Para concluir, é mister voltarmos à imagem que apresentamos
no início do texto: o ano litúrgico é uma estrada que sobe em espiral rumo ao
monte que é Cristo. Mais importante do que cada etapa individual do processo é
a realidade fundamental que elas circundam, isto é, o mistério de Cristo.
É preciso voltar, como indica Raniero Cantalamessa, ao
“predomínio do critério místico da concentração sobre o critério cronológico da
distribuição” [6]. Ou seja, cada ação litúrgica celebra o mistério do
Cristo em sua totalidade, como expressamos na aclamação memorial da Celebração
Eucarística:
“Anunciamos, Senhor, a
vossa morte, e proclamamos a vossa ressurreição. Vinde, Senhor Jesus!” [7]
Notas:
[1] CASEL, Odo. O
mistério do culto no cristianismo. 2ª ed. São Paulo: Loyola, 2011, p. 85.
[2] BERGAMINI, Augusto. Cristo,
festa da Igreja: O ano litúrgico. 3ª ed. São Paulo: Paulinas, 2004, p. 109.
[3] RIGHETTI, Mario. Historia
de la Liturgia, v. I: Introducción general; El año litúrgico; El Breviario.

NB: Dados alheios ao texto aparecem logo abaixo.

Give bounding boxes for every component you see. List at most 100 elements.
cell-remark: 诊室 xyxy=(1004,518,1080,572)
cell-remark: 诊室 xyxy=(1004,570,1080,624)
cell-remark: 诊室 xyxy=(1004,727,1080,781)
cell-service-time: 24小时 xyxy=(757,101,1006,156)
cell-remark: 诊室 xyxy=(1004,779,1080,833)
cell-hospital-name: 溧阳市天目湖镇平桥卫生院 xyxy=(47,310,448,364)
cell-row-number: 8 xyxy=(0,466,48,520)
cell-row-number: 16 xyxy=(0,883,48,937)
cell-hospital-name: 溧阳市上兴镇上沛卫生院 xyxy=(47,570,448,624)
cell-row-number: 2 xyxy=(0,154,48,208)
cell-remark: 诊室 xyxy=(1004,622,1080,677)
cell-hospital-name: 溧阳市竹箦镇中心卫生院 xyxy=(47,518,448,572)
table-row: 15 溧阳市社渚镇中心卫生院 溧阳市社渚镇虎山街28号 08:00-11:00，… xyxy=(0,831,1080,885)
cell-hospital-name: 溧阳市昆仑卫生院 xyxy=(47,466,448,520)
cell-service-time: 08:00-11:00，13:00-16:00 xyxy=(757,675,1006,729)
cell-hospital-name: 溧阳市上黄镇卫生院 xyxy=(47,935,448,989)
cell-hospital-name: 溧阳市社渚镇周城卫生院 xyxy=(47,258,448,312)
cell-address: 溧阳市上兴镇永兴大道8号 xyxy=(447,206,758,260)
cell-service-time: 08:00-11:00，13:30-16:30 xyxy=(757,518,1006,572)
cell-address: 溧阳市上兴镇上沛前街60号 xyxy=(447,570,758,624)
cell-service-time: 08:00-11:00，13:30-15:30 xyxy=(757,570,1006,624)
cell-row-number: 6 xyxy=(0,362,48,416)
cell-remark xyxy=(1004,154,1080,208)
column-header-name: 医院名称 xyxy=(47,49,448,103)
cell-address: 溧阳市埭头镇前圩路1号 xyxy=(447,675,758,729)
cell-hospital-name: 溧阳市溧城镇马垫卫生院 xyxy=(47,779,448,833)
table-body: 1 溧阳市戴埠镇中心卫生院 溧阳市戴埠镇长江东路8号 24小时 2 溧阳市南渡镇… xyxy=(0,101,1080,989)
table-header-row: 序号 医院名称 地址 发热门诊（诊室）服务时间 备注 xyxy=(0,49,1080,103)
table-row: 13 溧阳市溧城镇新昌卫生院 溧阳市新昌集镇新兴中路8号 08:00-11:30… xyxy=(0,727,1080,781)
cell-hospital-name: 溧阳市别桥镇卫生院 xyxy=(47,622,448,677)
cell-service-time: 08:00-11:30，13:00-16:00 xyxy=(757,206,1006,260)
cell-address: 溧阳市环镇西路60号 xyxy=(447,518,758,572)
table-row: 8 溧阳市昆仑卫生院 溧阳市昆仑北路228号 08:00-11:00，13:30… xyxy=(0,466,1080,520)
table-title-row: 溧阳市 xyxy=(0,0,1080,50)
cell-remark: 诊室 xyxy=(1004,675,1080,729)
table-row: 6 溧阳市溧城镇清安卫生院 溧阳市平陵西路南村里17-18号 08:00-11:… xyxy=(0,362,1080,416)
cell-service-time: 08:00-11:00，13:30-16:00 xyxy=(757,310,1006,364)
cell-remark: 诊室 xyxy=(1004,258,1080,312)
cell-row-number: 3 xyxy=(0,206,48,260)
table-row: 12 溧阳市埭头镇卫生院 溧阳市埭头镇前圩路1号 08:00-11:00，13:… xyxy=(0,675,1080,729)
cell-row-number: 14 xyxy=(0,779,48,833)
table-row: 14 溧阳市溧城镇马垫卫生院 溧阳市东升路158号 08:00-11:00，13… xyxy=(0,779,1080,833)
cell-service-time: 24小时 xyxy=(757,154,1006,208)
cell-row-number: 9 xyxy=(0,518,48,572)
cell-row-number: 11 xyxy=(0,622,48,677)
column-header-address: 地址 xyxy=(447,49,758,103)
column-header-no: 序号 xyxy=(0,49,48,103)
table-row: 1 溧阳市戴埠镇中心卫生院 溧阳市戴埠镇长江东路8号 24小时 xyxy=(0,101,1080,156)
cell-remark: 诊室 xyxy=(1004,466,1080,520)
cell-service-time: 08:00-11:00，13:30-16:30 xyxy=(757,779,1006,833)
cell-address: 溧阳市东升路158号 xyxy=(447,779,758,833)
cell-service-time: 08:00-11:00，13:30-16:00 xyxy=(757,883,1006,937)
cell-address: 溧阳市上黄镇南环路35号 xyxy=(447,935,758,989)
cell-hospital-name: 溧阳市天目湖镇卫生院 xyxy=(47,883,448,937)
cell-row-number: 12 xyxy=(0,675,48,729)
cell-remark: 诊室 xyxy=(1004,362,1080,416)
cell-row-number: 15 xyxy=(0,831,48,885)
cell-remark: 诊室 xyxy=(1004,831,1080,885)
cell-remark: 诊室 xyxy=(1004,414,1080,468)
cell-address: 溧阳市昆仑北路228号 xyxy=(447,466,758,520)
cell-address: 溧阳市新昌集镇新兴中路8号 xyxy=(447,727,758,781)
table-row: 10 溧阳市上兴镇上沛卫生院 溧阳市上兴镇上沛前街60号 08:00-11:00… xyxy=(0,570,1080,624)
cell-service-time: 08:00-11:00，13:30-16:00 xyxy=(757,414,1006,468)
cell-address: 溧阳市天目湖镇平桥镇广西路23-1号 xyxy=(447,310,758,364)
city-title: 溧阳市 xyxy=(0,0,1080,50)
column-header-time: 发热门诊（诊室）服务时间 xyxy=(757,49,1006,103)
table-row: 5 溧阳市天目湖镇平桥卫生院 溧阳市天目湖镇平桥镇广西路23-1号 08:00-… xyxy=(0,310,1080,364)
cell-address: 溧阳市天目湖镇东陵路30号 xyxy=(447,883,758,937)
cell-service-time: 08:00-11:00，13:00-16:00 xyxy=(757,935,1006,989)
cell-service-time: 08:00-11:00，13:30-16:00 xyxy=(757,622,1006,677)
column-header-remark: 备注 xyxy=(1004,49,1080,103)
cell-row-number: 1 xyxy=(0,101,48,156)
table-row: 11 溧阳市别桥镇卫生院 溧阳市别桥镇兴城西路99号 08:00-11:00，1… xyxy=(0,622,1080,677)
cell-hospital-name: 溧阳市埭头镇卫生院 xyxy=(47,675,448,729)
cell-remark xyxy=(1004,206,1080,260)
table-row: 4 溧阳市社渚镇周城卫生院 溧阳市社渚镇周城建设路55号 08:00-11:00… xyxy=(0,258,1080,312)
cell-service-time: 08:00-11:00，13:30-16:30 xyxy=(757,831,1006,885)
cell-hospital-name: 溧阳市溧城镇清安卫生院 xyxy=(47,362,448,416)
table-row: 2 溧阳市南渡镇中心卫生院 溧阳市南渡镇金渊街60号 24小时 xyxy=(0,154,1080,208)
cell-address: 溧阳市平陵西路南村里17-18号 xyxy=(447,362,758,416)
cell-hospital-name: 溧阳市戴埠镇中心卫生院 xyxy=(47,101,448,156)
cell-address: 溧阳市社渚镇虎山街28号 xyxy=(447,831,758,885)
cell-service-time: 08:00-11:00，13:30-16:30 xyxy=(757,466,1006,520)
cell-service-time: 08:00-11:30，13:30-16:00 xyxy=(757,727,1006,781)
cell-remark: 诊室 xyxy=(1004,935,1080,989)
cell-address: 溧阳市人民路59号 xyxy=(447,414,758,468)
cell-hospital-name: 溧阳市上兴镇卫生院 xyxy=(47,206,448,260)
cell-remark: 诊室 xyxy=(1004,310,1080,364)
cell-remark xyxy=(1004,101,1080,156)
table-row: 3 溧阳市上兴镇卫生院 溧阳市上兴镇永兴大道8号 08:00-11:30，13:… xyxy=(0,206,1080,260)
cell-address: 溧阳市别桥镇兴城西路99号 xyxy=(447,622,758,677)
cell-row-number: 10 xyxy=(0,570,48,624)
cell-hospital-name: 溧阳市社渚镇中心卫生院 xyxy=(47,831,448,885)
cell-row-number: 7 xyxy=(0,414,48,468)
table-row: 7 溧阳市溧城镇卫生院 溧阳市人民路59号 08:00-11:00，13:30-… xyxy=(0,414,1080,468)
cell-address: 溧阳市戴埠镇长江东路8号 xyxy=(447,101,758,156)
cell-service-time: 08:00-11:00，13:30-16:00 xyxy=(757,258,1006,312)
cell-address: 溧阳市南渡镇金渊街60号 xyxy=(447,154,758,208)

Madrid: BAC, 1945, p. 676. Tradução nossa. Os dados históricos são todos tomados
desta obra (pp. 675-677).
[4] Diferentemente do calendário civil judaico, no qual o
ano começa com a festa de Rosh Hashaná, primeiro dia do mês de Tishri (entre
setembro e outubro). Na tradição judaica, este dia é compreendido como a data
da criação do mundo.
[5] Sobre o início do ano litúrgico nos ritos orientais,
trataremos no futuro em texto próprio.
[6] BERGAMINI, op.
cit., p. 106.
[7] MISSAL ROMANO, Tradução brasileira da 2ª edição típica, p. 473.
[7] MISSAL ROMANO, Tradução brasileira da 2ª edição típica, p. 473.